Solution to CPU lost to garbage collection (GC)



  • A few players who have been analyzing script performance have noticed the problem with Node GC and multitenant applications:

    Node's GC regularly has small and large pauses. The statistics on these are better explained by large experienced players.

    Artem has done some great things to triage this, for example observing and experimenting with optimistic GC / global.gc() calls.


    As an alternative to attempting to solve the problem of multitenant realtime fairness why don't we simply accept that Node is not a hard realtime system, and instead deal with this as a billing problem.

     

    I propose that the Screeps server should give players a CPU bucket credit relating to the GC delays that they suffer relative to their own memory allocation.

    For example, the memory usage statistics before Player A's tick begins are recorded. If possible GC events should be detected and accounted for as their tick progresses. After Player A's tick ends the memory usage statistics are recorded and compared.

     

    Players running on a server instance would have their memory usage compared and players who do not generate as much memory, but who experience GC events would be given some amount of CPU in their bucket. This would be similar to the CPU bucket credit granted during an instance reset.

    The objective is to simplify server development while making the system relatively fair for competitive players: treat CPU lost to GC like a billing problem not like a real-time software problem.


  • Culture

    The issue here is it depends on knowing when GC events happen, and from my understanding that information isn't exposed by V8 in a reasonable way.



  • Yahoo Inc has open sourced the monitr NPM package which adds this capability to node.

    Implementation: https://github.com/yahoo/monitr/blob/master/src/monitor.cc

     


  • Culture

    It would be interesting if that module could be used to detect when hard resets are caused by the GC and prevent the penalty from being applied.


  • YP

    I'm not sure if its feasible to compare memory allocations between players. I guess a huge amount of objects created is not really in control of the player .. If you compare a GCL 25 with a GCL 2 player there is a huge amount of objects created just because of roads, walls and stuff like that.  On the other side stuff stored in a few big strings might have bigger memory usage but should not really take long time to clean up.

     

    I think it  would be interesting to have more statistics available, maybe to optimize the own code... 😉



  • This seems to be a good suggestion.

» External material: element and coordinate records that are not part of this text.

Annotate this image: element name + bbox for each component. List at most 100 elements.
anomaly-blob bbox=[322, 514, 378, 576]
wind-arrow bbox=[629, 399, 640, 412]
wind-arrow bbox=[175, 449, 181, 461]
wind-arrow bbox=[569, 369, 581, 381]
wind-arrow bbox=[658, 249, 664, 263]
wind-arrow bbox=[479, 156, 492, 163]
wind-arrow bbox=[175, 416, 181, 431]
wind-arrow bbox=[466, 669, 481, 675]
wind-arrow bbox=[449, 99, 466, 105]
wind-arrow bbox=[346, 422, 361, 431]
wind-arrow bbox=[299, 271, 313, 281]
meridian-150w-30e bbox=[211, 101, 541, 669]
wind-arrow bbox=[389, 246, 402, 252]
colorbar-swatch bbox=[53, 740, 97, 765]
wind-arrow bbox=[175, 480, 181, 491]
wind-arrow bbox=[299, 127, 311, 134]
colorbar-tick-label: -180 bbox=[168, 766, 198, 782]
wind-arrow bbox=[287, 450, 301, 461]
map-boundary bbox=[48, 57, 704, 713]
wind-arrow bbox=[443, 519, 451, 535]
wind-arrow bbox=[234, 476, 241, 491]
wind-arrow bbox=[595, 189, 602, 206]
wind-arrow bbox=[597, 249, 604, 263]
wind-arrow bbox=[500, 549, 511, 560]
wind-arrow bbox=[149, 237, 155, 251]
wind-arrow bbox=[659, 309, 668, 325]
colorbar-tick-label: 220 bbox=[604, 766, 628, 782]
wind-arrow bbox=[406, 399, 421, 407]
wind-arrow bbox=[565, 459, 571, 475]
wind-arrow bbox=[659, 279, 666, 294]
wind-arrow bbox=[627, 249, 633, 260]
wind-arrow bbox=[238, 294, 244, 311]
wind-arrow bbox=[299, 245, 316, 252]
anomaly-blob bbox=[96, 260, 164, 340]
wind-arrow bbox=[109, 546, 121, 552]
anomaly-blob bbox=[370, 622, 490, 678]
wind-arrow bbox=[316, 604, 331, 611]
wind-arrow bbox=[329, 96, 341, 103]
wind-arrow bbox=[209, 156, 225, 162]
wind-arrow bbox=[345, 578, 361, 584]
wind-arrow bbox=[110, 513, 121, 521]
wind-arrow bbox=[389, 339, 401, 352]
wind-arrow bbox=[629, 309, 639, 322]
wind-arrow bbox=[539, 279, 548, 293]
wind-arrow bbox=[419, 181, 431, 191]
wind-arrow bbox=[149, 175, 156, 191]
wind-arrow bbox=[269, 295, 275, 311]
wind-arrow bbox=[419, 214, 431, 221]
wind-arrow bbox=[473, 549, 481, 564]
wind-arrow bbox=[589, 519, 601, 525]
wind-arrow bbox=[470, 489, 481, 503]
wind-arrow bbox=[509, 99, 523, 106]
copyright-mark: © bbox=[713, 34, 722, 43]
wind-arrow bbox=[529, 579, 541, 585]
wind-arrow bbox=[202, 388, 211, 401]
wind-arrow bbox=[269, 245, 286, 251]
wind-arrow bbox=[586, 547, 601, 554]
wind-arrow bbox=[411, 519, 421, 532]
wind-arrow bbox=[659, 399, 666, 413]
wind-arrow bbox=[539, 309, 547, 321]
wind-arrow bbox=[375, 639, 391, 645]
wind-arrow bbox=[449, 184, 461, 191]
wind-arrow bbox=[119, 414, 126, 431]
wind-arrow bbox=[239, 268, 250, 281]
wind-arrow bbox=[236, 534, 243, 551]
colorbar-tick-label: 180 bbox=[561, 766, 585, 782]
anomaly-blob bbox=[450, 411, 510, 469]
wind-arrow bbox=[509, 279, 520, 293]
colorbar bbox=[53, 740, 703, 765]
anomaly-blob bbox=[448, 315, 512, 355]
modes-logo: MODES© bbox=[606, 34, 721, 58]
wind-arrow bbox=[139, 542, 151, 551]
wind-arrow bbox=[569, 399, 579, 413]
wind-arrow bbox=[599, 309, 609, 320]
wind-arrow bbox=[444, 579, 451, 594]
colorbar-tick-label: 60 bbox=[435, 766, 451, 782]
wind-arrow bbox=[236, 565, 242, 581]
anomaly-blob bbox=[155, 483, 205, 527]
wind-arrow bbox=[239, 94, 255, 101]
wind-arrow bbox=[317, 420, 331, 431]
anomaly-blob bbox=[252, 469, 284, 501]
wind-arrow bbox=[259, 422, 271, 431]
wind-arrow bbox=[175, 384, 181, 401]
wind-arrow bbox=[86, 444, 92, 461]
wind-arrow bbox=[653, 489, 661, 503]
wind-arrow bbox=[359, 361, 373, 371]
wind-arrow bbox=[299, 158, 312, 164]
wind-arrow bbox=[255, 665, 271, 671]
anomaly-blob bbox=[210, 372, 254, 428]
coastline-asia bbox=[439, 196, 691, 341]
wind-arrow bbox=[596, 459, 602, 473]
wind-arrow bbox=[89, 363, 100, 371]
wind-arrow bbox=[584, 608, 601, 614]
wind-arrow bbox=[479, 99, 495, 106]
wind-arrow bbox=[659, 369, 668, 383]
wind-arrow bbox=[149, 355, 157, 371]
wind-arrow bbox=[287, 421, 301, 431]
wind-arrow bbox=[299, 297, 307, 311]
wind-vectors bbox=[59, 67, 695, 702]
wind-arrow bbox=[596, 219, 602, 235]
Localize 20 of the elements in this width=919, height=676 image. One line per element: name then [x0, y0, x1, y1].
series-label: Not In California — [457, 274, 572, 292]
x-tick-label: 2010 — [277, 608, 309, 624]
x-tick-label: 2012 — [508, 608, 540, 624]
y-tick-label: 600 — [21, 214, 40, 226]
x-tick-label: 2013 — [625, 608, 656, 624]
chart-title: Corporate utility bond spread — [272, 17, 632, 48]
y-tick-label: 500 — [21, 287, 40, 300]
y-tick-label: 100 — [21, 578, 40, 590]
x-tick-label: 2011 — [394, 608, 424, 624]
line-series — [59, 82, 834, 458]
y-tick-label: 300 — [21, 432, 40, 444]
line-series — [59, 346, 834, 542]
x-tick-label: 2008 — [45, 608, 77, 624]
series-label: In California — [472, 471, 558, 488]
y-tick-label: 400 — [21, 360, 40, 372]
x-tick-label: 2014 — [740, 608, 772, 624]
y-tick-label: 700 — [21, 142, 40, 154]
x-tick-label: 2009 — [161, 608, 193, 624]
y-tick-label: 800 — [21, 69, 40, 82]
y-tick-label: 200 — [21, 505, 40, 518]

I just read the README at https://github.com/yahoo/monitr and it seems to be just the sort of thing that is needed in the game server to equalize the inherent issues of a non-real-time language.


  • Dev Team

    I’ve checked this module and this phrase is what worries me:

    Spawns a thread and monitors the process. Writes process stats every second to the socket path.

    So we only have info with 1 second granularity which is obviously not enough to track player scripts runs.



  • Whoops, looks like that was a wild goose chase.

    I spent a little more time on it and found some v8 accessor methods to get heap statistics. https://nodejs.org/api/v8.html

     

    I have made no attempt to test how these perform tho. In Java these features are all just built in to the runtime. 😛


  • Dev Team

    I don't think heap usage statistics can be used to detect GC runs reliably. And we cannot tell how long the GC run has taken in milliseconds based on this metric alone.